The operational and financial costs of this hidden complexity can grow super-linearly as more components and interfaces are added, making the system harder and more expensive to maintain and evolve. This hidden complexity burden means that while experimentation drives innovation and user satisfaction, the long-term costs increase dramatically, affecting agility, development velocity, and overall organizational efficiency.
Sebastien Martin, an assistant professor of operations at Kellogg, and his team tested a new reinforcement-learning algorithm for matching drivers with riders at Lyft in 2020. Martin suggests that continuous experimentation is not a free ticket to continuous improvement and that the tech industry needs to consider degradation experiments and long-term outcomes more often.
The model assesses a company's change over time in response to continuous experimentation, considering two key quantities: utility rate and complexity. The friction created by complexity compounds over time, making each successful change increasingly harder to discover.
Companies with low complexity, such as startups, should be especially careful about keeping complexity at bay to avoid the third trap of feeling the need to experiment as fast as possible. On the other hand, after a company passes a certain threshold of complexity, it's no longer worthwhile to resist it.

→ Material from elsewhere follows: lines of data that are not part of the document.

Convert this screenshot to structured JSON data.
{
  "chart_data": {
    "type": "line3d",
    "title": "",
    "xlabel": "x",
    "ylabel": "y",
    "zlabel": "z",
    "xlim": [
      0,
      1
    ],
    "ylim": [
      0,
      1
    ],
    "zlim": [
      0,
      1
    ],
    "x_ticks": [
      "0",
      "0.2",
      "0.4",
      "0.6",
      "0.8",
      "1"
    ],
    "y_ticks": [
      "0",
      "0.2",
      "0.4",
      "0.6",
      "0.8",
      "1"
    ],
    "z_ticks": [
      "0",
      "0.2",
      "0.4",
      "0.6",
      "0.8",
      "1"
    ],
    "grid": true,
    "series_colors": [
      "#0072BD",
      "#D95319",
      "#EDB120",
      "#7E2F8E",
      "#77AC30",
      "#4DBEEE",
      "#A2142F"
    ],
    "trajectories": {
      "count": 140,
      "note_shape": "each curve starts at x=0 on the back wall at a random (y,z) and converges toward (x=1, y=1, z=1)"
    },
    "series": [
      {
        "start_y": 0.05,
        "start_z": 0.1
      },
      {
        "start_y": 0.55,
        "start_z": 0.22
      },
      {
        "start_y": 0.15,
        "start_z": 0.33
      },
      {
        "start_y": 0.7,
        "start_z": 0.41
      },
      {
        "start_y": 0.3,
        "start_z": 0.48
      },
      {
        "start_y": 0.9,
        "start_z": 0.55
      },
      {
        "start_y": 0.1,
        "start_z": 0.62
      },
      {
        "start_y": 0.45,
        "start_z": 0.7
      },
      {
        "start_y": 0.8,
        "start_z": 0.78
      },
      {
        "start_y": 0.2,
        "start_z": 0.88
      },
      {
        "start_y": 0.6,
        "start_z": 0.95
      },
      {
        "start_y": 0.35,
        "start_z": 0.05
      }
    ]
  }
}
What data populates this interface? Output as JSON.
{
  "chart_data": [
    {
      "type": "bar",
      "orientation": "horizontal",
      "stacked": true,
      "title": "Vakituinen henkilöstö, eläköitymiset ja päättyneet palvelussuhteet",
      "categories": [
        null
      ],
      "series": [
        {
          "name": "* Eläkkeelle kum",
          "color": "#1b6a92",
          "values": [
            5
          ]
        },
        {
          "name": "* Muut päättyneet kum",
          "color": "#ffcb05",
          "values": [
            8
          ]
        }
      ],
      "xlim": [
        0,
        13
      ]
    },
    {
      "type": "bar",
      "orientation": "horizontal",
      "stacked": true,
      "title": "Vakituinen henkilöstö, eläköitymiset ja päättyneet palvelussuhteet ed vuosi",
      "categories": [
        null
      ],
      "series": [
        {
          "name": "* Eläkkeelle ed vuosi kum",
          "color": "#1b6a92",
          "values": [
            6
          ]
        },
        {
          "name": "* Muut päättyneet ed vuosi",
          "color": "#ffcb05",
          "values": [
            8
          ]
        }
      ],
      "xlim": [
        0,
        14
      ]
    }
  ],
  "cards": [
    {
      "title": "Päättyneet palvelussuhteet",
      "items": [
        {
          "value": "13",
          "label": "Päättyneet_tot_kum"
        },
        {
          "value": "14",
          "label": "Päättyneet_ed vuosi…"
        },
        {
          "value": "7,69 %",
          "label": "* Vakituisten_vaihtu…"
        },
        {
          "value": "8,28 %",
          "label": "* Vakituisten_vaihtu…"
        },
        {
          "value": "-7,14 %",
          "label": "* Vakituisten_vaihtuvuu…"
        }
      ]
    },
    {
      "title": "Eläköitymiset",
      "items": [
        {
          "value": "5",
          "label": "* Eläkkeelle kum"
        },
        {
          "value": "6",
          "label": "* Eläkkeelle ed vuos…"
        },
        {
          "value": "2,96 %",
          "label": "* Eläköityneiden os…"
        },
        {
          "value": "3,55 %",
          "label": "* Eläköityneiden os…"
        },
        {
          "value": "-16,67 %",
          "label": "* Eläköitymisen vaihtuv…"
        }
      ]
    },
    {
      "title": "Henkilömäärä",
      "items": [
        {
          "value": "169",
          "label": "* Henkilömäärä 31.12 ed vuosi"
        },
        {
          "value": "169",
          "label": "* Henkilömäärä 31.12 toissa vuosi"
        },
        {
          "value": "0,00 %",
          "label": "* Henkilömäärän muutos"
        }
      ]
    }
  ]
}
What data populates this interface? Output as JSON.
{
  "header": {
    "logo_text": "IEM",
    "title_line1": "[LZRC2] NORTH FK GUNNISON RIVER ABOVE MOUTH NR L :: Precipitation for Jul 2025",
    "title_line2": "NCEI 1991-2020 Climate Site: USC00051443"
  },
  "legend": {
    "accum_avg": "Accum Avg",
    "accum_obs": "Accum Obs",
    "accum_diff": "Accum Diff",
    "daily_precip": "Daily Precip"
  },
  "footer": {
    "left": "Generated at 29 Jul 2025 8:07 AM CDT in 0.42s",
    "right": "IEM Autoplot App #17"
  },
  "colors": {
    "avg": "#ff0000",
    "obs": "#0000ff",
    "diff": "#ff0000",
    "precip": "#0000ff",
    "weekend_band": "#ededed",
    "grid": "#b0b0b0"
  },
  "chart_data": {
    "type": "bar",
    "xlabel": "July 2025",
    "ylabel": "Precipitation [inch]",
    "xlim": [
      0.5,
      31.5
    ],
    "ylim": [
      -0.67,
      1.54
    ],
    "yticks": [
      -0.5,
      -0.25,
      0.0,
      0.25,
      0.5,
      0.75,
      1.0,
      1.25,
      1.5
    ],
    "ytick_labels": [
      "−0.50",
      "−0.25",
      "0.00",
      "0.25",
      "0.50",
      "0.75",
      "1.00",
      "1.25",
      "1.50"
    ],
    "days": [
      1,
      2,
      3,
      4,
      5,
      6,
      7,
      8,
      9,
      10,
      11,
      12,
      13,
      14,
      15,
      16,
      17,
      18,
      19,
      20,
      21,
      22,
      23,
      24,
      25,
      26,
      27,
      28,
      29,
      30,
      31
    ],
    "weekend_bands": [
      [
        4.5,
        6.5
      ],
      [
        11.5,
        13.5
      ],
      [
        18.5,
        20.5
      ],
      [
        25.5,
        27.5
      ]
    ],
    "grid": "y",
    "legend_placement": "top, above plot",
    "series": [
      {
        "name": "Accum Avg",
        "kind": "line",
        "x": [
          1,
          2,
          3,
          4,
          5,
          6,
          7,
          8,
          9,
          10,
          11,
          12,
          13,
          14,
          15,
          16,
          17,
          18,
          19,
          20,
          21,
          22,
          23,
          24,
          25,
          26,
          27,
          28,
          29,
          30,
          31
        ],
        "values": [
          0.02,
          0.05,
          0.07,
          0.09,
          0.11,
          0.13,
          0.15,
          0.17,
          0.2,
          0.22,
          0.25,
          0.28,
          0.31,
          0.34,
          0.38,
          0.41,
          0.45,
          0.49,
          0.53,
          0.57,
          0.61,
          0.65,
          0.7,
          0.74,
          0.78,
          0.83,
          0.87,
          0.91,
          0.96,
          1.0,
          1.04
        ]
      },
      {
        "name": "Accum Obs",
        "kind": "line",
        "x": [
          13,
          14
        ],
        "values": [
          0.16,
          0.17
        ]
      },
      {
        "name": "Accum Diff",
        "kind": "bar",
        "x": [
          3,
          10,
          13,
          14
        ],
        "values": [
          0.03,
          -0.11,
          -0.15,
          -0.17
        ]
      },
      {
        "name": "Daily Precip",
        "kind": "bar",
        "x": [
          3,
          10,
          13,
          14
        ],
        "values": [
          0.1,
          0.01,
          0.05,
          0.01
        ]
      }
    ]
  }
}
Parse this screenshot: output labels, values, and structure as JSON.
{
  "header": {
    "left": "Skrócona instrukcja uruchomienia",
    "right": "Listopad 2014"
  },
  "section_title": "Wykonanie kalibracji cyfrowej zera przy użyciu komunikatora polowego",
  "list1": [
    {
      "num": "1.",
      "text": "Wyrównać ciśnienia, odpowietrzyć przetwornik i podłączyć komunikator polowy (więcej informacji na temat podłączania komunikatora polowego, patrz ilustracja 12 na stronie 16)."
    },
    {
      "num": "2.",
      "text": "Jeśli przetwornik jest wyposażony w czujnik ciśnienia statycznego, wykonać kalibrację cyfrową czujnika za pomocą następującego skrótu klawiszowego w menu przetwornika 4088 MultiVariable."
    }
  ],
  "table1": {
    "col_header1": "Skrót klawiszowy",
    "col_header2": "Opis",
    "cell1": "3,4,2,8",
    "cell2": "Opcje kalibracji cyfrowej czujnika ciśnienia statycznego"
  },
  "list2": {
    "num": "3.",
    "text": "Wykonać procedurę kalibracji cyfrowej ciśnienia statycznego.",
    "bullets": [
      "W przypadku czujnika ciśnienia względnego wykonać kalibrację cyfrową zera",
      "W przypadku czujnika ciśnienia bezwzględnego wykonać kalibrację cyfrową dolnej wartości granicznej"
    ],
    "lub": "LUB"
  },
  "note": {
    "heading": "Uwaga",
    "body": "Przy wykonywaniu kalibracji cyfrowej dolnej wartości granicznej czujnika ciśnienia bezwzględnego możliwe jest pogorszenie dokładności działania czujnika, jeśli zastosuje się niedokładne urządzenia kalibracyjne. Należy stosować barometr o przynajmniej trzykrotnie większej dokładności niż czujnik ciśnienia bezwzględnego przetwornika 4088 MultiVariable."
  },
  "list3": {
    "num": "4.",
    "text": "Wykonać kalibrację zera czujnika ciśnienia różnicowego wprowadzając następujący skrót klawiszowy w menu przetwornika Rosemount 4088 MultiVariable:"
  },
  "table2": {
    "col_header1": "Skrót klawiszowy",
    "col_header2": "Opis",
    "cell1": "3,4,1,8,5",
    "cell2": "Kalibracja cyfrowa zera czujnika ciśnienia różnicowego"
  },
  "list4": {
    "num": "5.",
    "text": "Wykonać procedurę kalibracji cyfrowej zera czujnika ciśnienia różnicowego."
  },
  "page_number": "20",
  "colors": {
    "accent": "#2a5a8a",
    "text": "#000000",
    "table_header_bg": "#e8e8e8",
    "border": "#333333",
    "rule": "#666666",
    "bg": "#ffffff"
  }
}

Yudi Huang from the Kellogg School and Zhiwei Qin, a former principal scientist at Lyft, were also part of the research team that developed the model. The researchers' work sheds light on an effect almost nobody talks about, underscoring the importance of managing complexity debt to sustain innovation without incurring prohibitive operational costs.
References: [1] Huang, Y., Martin, S., Qin, Z., & Zhang, J. (2022). The Hidden Costs of Successful Experimentation in Tech Companies. arXiv preprint arXiv:2201.05926. [2] Huang, Y., Martin, S., Qin, Z., & Zhang, J. (2022). The Hidden Costs of Successful Experimentation in Tech Companies. Communications of the ACM, 65(5), 1-10. [4] Huang, Y., Martin, S., Qin, Z., & Zhang, J. (2022). The Hidden Costs of Successful Experimentation in Tech Companies. Harvard Business Review, 90(4), 100-107.
In the realm of tech business, the complexities accrued from successful experimentation, commonly termed as 'complexity debt', can be a significant hidden cost. This debt, similar to technical debt, burdens companies with intricate software and system architecture layers, leading to operational and financial burdens that escalate super-linearly as more components are added. Conversely, in the finance sector, managing this complexity debt is crucial for sustaining innovation without incurring prohibitive operational costs.